Courir pour la vie… et pour se délivrer

VICTORIAVILLE. Line Vincent de Sainte-Clotilde-de-Horton et Kevin Martineau ont beaucoup de choses en commun. L’une pleure sa fille unique, Roxanne Poyet-Vincent qui, à 20 ans, s’est suicidée en octobre 2013. Kevin a perdu son père, Marc Martineau, qui s’est aussi enlevé la vie, le 18 août 2014. Et les deux, chacun de son côté, ont décidé de participer au mouvement Courir pour la vie, lequel vise la prévention du suicide.

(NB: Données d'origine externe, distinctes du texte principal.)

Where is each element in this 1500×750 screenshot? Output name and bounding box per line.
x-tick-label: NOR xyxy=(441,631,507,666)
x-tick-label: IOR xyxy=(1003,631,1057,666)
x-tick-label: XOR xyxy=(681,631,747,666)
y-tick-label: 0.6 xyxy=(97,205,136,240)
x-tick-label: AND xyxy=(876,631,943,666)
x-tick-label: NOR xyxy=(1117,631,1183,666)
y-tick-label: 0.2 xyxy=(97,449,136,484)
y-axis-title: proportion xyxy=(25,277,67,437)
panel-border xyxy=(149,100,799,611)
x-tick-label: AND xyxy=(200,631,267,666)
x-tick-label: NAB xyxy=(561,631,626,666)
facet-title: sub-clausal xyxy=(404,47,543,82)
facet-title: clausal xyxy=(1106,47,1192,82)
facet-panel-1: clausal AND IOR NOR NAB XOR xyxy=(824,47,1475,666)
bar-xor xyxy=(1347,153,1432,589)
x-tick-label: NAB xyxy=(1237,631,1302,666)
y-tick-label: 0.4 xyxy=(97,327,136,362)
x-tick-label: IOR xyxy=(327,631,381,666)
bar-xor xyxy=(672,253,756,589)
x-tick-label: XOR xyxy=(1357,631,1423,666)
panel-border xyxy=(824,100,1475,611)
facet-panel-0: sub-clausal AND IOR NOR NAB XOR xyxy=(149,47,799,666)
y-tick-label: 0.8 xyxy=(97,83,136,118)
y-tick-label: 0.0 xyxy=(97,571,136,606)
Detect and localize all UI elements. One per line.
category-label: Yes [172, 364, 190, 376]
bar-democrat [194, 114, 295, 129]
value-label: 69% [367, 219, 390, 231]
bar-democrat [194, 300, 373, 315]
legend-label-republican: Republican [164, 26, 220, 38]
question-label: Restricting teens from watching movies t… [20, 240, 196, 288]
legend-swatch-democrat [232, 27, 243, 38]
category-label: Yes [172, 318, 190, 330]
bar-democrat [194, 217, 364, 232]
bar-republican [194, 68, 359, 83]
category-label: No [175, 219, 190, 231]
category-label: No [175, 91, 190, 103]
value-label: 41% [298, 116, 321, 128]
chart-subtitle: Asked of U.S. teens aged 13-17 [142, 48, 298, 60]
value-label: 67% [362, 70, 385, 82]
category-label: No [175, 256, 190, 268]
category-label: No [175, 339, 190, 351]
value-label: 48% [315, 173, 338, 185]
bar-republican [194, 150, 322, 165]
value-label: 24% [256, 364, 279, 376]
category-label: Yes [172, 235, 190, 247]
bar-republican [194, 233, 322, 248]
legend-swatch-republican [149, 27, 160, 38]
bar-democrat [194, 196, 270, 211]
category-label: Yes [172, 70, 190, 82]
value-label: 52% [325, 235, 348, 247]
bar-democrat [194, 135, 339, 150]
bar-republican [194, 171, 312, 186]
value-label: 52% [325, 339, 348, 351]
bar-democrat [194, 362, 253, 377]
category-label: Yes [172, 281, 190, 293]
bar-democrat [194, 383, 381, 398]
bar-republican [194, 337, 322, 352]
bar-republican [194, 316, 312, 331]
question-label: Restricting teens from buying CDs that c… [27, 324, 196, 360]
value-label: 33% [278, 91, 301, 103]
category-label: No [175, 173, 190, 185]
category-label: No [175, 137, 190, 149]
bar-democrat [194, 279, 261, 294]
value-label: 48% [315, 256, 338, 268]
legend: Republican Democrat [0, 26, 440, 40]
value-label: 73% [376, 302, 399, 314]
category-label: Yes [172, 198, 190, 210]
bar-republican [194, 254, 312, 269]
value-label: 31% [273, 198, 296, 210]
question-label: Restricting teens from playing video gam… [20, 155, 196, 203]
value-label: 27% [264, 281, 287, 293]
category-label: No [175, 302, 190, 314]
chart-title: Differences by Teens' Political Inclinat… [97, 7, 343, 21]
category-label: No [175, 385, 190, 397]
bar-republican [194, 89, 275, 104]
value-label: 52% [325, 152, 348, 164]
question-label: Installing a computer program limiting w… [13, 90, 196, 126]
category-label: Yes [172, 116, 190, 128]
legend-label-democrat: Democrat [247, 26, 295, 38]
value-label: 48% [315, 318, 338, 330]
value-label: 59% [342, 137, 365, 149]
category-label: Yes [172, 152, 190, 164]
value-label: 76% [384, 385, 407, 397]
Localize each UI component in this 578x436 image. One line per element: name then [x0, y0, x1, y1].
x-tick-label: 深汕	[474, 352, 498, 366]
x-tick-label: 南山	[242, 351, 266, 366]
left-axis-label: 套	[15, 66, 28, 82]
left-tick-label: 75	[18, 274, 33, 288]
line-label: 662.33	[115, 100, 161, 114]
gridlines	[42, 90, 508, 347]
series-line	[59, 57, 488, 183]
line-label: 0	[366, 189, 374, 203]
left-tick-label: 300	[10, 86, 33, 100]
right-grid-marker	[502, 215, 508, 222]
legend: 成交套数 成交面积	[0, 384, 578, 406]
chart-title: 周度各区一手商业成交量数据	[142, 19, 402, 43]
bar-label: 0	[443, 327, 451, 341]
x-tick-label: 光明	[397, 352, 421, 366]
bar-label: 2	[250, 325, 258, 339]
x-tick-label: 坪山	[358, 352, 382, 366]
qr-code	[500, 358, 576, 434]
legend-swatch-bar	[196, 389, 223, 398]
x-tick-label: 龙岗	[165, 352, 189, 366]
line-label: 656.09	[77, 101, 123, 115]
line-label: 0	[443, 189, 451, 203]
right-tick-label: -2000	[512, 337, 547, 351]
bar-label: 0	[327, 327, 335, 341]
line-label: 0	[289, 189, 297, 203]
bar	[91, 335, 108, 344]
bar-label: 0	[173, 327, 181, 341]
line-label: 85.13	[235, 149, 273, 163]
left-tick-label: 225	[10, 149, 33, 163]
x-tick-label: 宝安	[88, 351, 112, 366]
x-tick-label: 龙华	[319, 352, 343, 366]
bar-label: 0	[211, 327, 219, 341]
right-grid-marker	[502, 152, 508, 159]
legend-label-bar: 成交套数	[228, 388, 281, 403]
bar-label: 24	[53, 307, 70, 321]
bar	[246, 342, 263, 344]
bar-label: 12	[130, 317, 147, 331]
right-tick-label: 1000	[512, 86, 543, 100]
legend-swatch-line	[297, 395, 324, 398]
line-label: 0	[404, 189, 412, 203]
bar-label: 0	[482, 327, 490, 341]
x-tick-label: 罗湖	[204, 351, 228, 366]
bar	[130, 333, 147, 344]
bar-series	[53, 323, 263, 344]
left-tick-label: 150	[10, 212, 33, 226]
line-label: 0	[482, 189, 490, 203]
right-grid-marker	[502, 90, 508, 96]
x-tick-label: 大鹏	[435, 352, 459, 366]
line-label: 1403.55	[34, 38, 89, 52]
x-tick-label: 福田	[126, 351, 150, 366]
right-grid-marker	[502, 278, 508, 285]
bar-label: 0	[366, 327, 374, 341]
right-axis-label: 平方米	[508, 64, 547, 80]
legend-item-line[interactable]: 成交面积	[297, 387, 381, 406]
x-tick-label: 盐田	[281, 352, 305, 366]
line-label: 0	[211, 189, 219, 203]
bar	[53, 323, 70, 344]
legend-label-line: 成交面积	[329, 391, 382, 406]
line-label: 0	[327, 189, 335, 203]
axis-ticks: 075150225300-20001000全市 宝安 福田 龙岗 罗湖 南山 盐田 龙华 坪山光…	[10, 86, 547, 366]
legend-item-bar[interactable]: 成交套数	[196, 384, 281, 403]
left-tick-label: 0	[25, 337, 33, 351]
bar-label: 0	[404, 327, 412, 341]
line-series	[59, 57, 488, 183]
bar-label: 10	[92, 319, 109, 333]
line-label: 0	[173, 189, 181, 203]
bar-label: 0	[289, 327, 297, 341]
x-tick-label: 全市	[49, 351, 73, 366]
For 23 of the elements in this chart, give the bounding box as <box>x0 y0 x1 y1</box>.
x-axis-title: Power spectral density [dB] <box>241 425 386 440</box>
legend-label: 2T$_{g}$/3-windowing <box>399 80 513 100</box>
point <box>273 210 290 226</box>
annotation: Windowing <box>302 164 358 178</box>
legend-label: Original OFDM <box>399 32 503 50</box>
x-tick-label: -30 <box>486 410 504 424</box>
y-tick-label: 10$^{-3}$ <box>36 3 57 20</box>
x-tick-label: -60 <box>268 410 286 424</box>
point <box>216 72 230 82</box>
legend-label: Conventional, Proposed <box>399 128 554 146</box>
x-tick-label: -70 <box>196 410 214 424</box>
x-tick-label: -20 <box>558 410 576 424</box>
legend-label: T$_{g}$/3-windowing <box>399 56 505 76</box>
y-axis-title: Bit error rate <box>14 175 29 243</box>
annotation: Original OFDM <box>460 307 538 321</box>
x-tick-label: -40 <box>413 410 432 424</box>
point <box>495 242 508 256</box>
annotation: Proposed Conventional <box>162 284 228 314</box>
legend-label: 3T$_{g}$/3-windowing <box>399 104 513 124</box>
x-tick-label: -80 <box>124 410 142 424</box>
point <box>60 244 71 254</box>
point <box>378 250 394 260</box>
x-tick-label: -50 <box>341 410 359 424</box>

Line Vincent dira qu’elle court pour se faire du bien, inspirer les autres, se délivrer de sa peine et inciter à parler de souffrance morale et de suicide.

Kevin Martineau tient à peu près le même discours, lui qui voit dans l’activité physique un moyen de passer au travers de l’épreuve qu’a été la mort de son père, mais aussi de toutes celles qui peuvent se présenter dans la vie. L’entraînement intensif auquel il s’adonne ces temps-ci lui procure bien-être physique et mental.

Avec son frère Scott Martineau et son oncle Luc Bernier, il s’apprête à relever un énorme défi, celui de courir 70 kilomètres en quatre jours sur la Grande Muraille de Chine. Il part le 8 mai et revient le 17.

L’équipe Martineau a déjà amassé plus de 10 000 $ pour l’organisme Courir pour la vie, l’objectif de 7500 $ étant ainsi dépassé. Les gens de Cascades Conversion où Kevin travaille ont manifesté leur solidarité en versant 3100 $. L’argent amassé par les participants lors de cette course sera redistribué aux centres de prévention du suicide.

De son côté, Line Vincent en est à sa deuxième participation à une des activités de Courir pour la vie, la course de Lévis. La prochaine s’organise pour le 30 août.

L’an dernier, elle avait commencé à s’entraîner en avril pour réaliser son premier demi-marathon quatre mois plus tard, amassant à elle seule près de 2400 $ pour le Centre de prévention suicide Arthabaska-Érable. Cette année, elle vise personnellement amasser tout autant, s’entourant cette fois d’une équipe de huit ou neuf coureurs.

Mme Vincent dit que le bien-être, le soutien des autres et la cause la font courir. Elle sait que le seul fait pour des gens d’entendre le mot suicide donne des frissons. Elle interpelle tout autant les endeuillés que ceux qui ont des idées suicidaires. «En nous voyant, elles comprennent les incidences que pourrait avoir leur suicide sur leur entourage.»

Le suicide touche tout le monde, poursuit-elle. Des gens de tout âge, de toute classe sociale. «Il n’y a pas de «recette». On entend dire que ceux qui en parlent ne se suicident pas et que ceux qui n’en parlent pas passent à l’acte.»

Personne ne se serait douté que Roxanne en vienne à s’enlever la vie. «Ça a été comme un coup de tête!» Le contexte était fort différent pour Marc Martineau, raconte son fils. «Il y a longtemps qu’il était malade. Il a consulté beaucoup, il avait le goût de se battre.»

Dans l’un et l’autre cas, Mme Vincent et M. Martineau disent qu’il faut rester «proches», attentifs aux signaux de détresse, inciter ses proches à s’ouvrir, à demander de l’aide, à s’adresser à des ressources appropriées.

«Le suicide reste tabou. La souffrance psychologique, on la cache encore. Il est important d’en parler, de ne pas se sentir gêné ou honteux», dit Catherine Coutel, directrice générale du Centre de prévention suicide Arthabaska-Érable.

Elle ajoute que des gens comme Line Vincent et Kevin Martineau qui parlent et s’engagent incitent les personnes fragilisées à s’ouvrir, à leurs proches d’apprendre à détecter les signaux avant-coureurs, aux personnes endeuillées par suicide à sortir de leur isolement.

D’en parler prévient, puisque, dit-elle, en un an, le nombre d’appels à l’aide au Centre de prévention suicide a augmenté de 130%… et le nombre de suicides aurait régressé de 50% sur le territoire des MRC d’Arthabaska et de L’Érable.